嘲笑。楽しげに。哀れむように。誰にも表情を見せることなく。
「彼は、キミたちの言うナイトダイバーは、人間だったのだよ」
優菜の耳元で、囁くように。紫の長い髪が紺の制服の肩に触れた。
「影から影へ移動できるのは、肉体という枷から解放されたからだ。私が彼を解放した。それまでは、何度も失敗したさ──人間としての自我を保ち、かつ実体を維持できるレベルまで、魂を濃く、強くしなければならない。いくつもの人間の魂が霧散していったよ。私の手の中でね」
でも、と続けて言うスメラギは、過去に陶酔しているようだった。空いた手で、優菜の腕を、肩を、首を、なぞる。蛇が体を這い上がってくるような感覚に優菜は身をよじる。しかし逃げられない。

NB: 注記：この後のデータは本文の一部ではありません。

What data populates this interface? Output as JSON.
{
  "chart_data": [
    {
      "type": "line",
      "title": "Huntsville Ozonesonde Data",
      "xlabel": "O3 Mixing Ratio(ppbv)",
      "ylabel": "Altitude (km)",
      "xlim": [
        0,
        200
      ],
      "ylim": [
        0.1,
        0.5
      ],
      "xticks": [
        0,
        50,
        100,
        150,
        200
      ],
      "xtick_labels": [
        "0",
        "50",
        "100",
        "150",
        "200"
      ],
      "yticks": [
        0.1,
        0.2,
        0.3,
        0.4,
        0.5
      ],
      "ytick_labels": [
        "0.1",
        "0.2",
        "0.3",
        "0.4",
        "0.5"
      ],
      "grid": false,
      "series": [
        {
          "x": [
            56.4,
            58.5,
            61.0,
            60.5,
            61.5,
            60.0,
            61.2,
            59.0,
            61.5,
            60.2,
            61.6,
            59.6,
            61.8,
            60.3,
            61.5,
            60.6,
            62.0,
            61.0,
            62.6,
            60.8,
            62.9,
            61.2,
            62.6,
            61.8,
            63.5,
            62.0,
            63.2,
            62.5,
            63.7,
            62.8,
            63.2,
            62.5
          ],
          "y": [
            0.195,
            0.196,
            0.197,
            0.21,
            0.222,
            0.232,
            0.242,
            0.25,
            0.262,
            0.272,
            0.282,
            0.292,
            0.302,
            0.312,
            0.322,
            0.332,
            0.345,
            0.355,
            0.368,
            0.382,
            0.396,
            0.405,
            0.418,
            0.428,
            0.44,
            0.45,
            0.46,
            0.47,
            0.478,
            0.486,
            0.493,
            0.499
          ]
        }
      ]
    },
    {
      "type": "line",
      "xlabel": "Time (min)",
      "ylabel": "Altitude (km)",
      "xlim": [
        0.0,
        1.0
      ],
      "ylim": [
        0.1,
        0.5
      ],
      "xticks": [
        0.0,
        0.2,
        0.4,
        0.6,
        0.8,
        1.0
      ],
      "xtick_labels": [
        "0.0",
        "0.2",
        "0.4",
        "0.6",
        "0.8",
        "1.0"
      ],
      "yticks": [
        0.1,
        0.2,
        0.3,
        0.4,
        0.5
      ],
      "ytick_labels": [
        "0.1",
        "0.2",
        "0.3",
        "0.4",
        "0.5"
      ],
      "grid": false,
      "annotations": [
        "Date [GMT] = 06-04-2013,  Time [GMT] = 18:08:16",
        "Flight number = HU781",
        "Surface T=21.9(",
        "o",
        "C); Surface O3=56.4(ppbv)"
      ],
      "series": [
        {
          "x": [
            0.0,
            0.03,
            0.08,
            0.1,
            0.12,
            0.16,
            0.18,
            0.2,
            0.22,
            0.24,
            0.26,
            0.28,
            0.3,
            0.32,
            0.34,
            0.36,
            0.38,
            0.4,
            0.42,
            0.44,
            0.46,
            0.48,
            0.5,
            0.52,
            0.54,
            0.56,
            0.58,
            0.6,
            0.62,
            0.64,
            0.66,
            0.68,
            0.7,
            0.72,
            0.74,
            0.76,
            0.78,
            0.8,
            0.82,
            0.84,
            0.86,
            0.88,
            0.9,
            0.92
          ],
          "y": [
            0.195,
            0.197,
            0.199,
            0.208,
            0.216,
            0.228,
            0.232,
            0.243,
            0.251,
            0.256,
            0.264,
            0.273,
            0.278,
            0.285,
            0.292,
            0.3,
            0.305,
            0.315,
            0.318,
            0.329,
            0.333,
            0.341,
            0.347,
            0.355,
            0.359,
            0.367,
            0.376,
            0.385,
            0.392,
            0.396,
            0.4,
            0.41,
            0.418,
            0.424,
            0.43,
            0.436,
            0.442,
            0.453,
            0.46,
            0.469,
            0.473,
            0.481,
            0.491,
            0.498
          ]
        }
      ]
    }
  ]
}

「ついに、成功した。二年前、この場所で! 彼は、唯一の成功例なのだよ。私のものだ。キミごときに、渡すわけには……!」
「いっ……!」
腕を締め付けられ、優菜の口から苦悶の声が漏れる。
ぢぢ、と街灯の電球が音を鳴らし、明滅。
数秒の間、路地は闇に包まれた。
ぬばたまの黒。そこからさらに黒が滲む。
影から浮上した人影。眼光一閃。怒りを孕んだ瞳が。